Church admitted to missing one of the guilty pleasures of conferences past: Watching as the more shameless of her peers tried to schmooze the stars.

"I miss making fun of them," she said, "but I can live without that kind of entertainment."

WHAT OUGHT TO CHANGE

The Last Frontier Theatre Conference has changed, perhaps forever. But, if given free rein, how would these conferees change it still more?

"I'd have some hands-on work, such as the Alaska Overnighters" -- a manic write-and-produce-a-play-in-24-hours marathon introduced to Alaska in recent years by Moore -- "with mainstage performances, followed by an analysis of the process involved in each playwright's experience," Stadem said. "That would be very instructive, plus it would provide some great theater for audiences. Also, the rehearsals of Overnighters could be open to the public, which would also be very instructive."

Brown said advancing the cause of greater public involvement could also be served with scholarships, so people who otherwise might not be able to attend could make it.
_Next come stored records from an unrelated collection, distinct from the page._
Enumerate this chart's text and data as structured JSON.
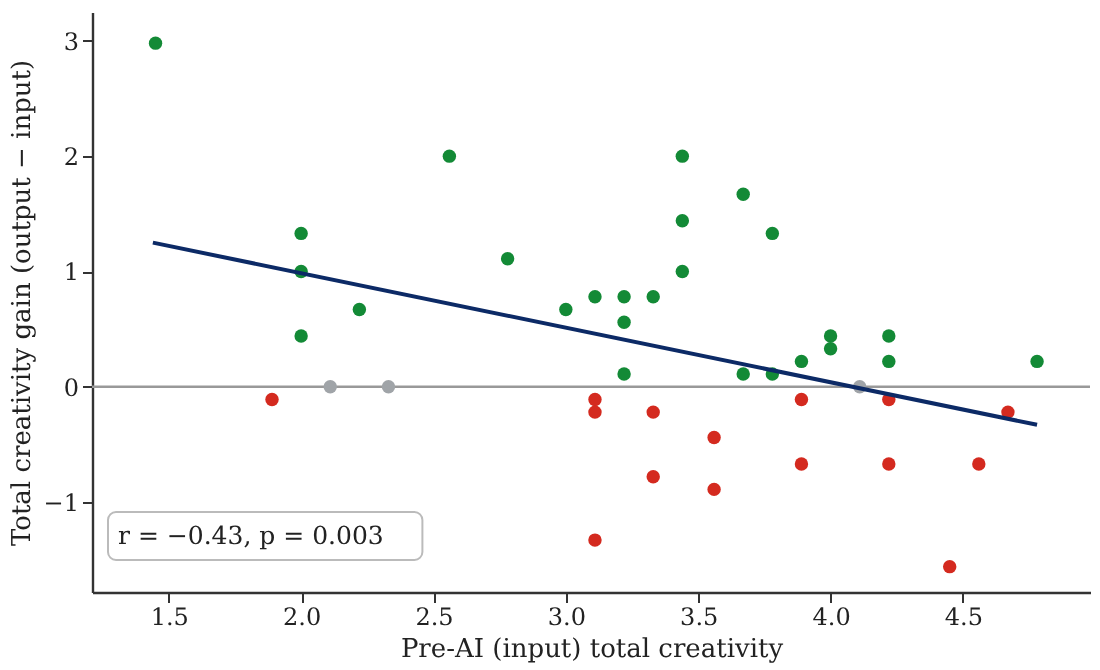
{
  "chart_data": {
    "type": "scatter",
    "xlabel": "Pre-AI (input) total creativity",
    "ylabel": "Total creativity gain (output − input)",
    "xlim": [
      1.21,
      4.98
    ],
    "ylim": [
      -1.78,
      3.25
    ],
    "xticks": [
      1.5,
      {
        "value": 2,
        "label": "2.0"
      },
      2.5,
      {
        "value": 3,
        "label": "3.0"
      },
      3.5,
      {
        "value": 4,
        "label": "4.0"
      },
      4.5
    ],
    "yticks": [
      {
        "value": -1,
        "label": "−1"
      },
      0,
      1,
      2,
      3
    ],
    "grid": false,
    "marker": "circle",
    "series": [
      {
        "color": "#138a36",
        "x": [
          1.45,
          2.0,
          2.0,
          2.0,
          2.22,
          2.56,
          2.78,
          3.0,
          3.11,
          3.22,
          3.22,
          3.22,
          3.33,
          3.44,
          3.44,
          3.44,
          3.67,
          3.67,
          3.78,
          3.78,
          3.89,
          4.0,
          4.0,
          4.22,
          4.22,
          4.78
        ],
        "values": [
          2.98,
          1.33,
          1.0,
          0.44,
          0.67,
          2.0,
          1.11,
          0.67,
          0.78,
          0.78,
          0.56,
          0.11,
          0.78,
          2.0,
          1.44,
          1.0,
          1.67,
          0.11,
          1.33,
          0.11,
          0.22,
          0.44,
          0.33,
          0.44,
          0.22,
          0.22
        ]
      },
      {
        "color": "#d42a1f",
        "x": [
          1.89,
          3.11,
          3.11,
          3.11,
          3.33,
          3.33,
          3.56,
          3.56,
          3.89,
          3.89,
          4.22,
          4.22,
          4.45,
          4.56,
          4.67
        ],
        "values": [
          -0.11,
          -0.11,
          -0.22,
          -1.33,
          -0.22,
          -0.78,
          -0.44,
          -0.89,
          -0.11,
          -0.67,
          -0.11,
          -0.67,
          -1.56,
          -0.67,
          -0.22
        ]
      },
      {
        "color": "#a0a4a8",
        "x": [
          2.11,
          2.33,
          4.11
        ],
        "values": [
          0,
          0,
          0
        ]
      },
      {
        "type": "line",
        "marker": "none",
        "line_style": "solid",
        "color": "#0c2a66",
        "x": [
          1.44,
          4.78
        ],
        "values": [
          1.25,
          -0.33
        ]
      }
    ],
    "ref_lines": [
      {
        "axis": "y",
        "value": 0,
        "color": "#999999"
      }
    ],
    "annotations": [
      "r = −0.43,  p = 0.003"
    ]
  }
}
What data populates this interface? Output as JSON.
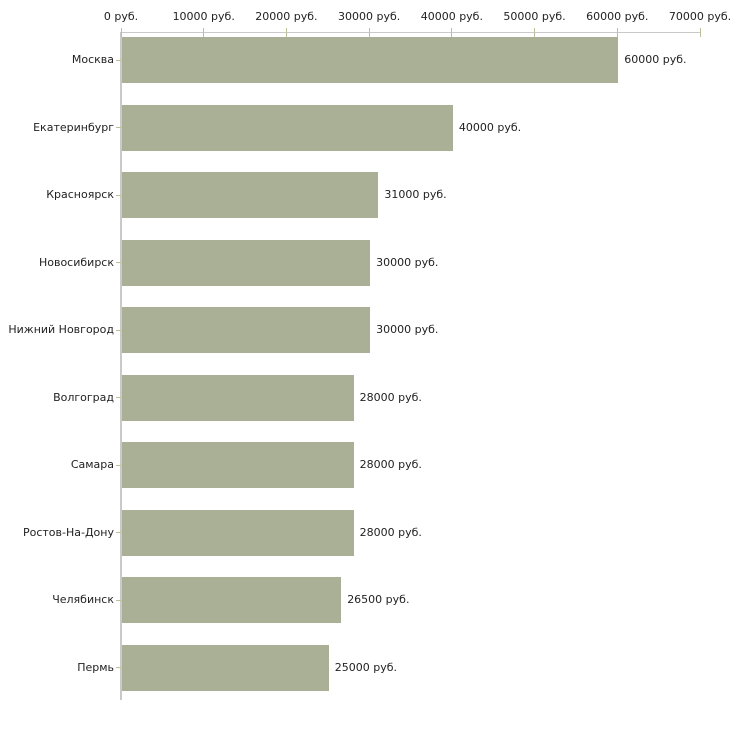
{
  "chart_data": {
    "type": "bar",
    "orientation": "horizontal",
    "title": "",
    "xlabel": "",
    "ylabel": "",
    "grid": false,
    "legend": "none",
    "categories": [
      "Москва",
      "Екатеринбург",
      "Красноярск",
      "Новосибирск",
      "Нижний Новгород",
      "Волгоград",
      "Самара",
      "Ростов-На-Дону",
      "Челябинск",
      "Пермь"
    ],
    "values": [
      60000,
      40000,
      31000,
      30000,
      30000,
      28000,
      28000,
      28000,
      26500,
      25000
    ],
    "value_labels": [
      "60000 руб.",
      "40000 руб.",
      "31000 руб.",
      "30000 руб.",
      "30000 руб.",
      "28000 руб.",
      "28000 руб.",
      "28000 руб.",
      "26500 руб.",
      "25000 руб."
    ],
    "x_axis": {
      "position": "top",
      "min": 0,
      "max": 70000,
      "ticks": [
        0,
        10000,
        20000,
        30000,
        40000,
        50000,
        60000,
        70000
      ],
      "tick_labels": [
        "0 руб.",
        "10000 руб.",
        "20000 руб.",
        "30000 руб.",
        "40000 руб.",
        "50000 руб.",
        "60000 руб.",
        "70000 руб."
      ],
      "unit": "руб."
    },
    "colors": {
      "bar": "#a9b095",
      "axis": "#c9c9c9",
      "tick": "#bdc09a",
      "text": "#222222",
      "background": "#ffffff"
    }
  }
}
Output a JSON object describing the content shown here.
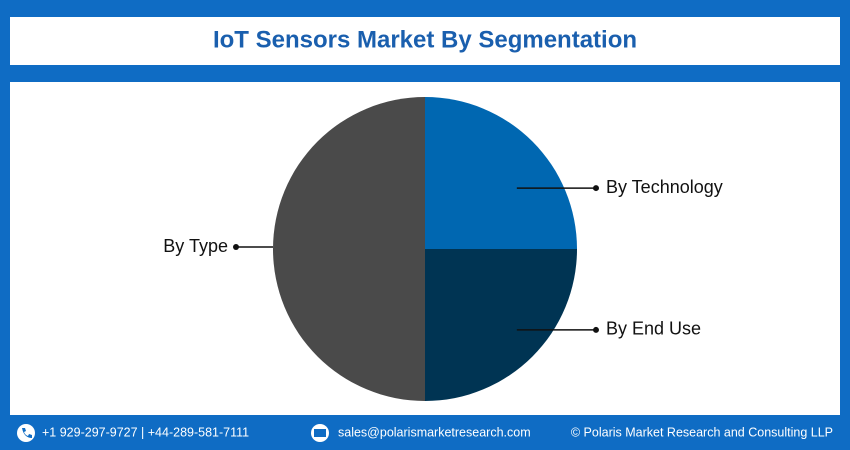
{
  "chart_data": {
    "type": "pie",
    "title": "IoT Sensors Market By Segmentation",
    "categories": [
      "By Technology",
      "By End Use",
      "By Type"
    ],
    "values": [
      25,
      25,
      50
    ],
    "colors": [
      "#0067b1",
      "#003453",
      "#4a4a4a"
    ]
  },
  "footer": {
    "phone": "+1 929-297-9727 | +44-289-581-7111",
    "email": "sales@polarismarketresearch.com",
    "copyright": "© Polaris Market Research and Consulting LLP"
  }
}
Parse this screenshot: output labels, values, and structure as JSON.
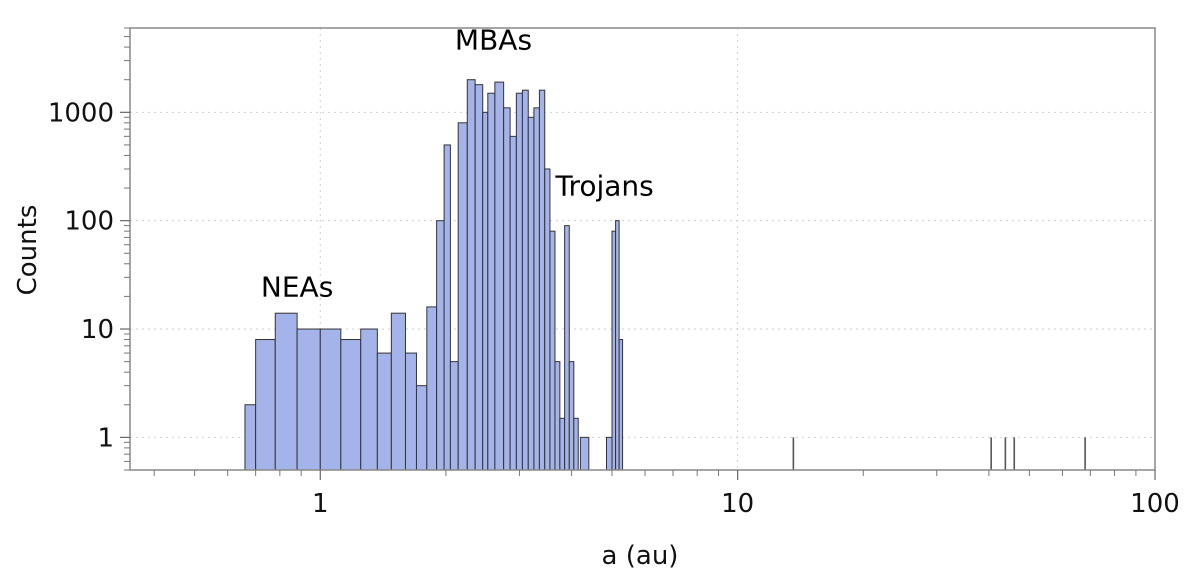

"I also hope to see the Fringe Festival expand, as it is clearly meeting a real need and providing a lot of entertainment to a rowdy, late-night crowd," he said.

Herrmann called for the restoration to the program of at least one "significant playwright."

"I know Dawson worked hard, to no avail, to make it happen for this year, and I know he is making plans to attract people for next year," Herrmann said. "If he can maintain the emphasis initiated this year on supporting the work of developing playwrights -- with all the great instructors and teachers who have joined them this year -- and at the same time be able to host and recognize the great playwrights, he will succeed in accomplishing both goals of the conference simultaneously, and this would make for a truly outstanding and important annual event."

Church would like to see more involvement by producers.

"Creating more of a relationship with the theater companies, who have the resources and opportunity to produce these plays, would be a bridge to the next step toward getting wonderful new works on their feet and seen by a wider audience," she said.

UAA's Mitchell, who regularly works with young actors, said the conference would benefit by providing a greater scope to those interested in producing work for children.

"One of the things that's really exciting for me this year is that I'm sitting on a panel for playwrights of children's theater," he said. "It's a serious part of American theater, and I'd like to see more focus on it. I mean, David Mamet has written children's theater, and when Shakespeare wrote 'Midsummer Night's Dream,' he saw it as a family entertainment.

"Oftentimes, as kind of an advocate for the young voice, at least in Alaska, I'll sit in on these play labs and people will say, 'This is how kids talk,' and I'll say, 'No, they don't. Every kid has their individual voice, just as every black person or gay person or Jewish person does. To elevate awareness of that stuff would be great."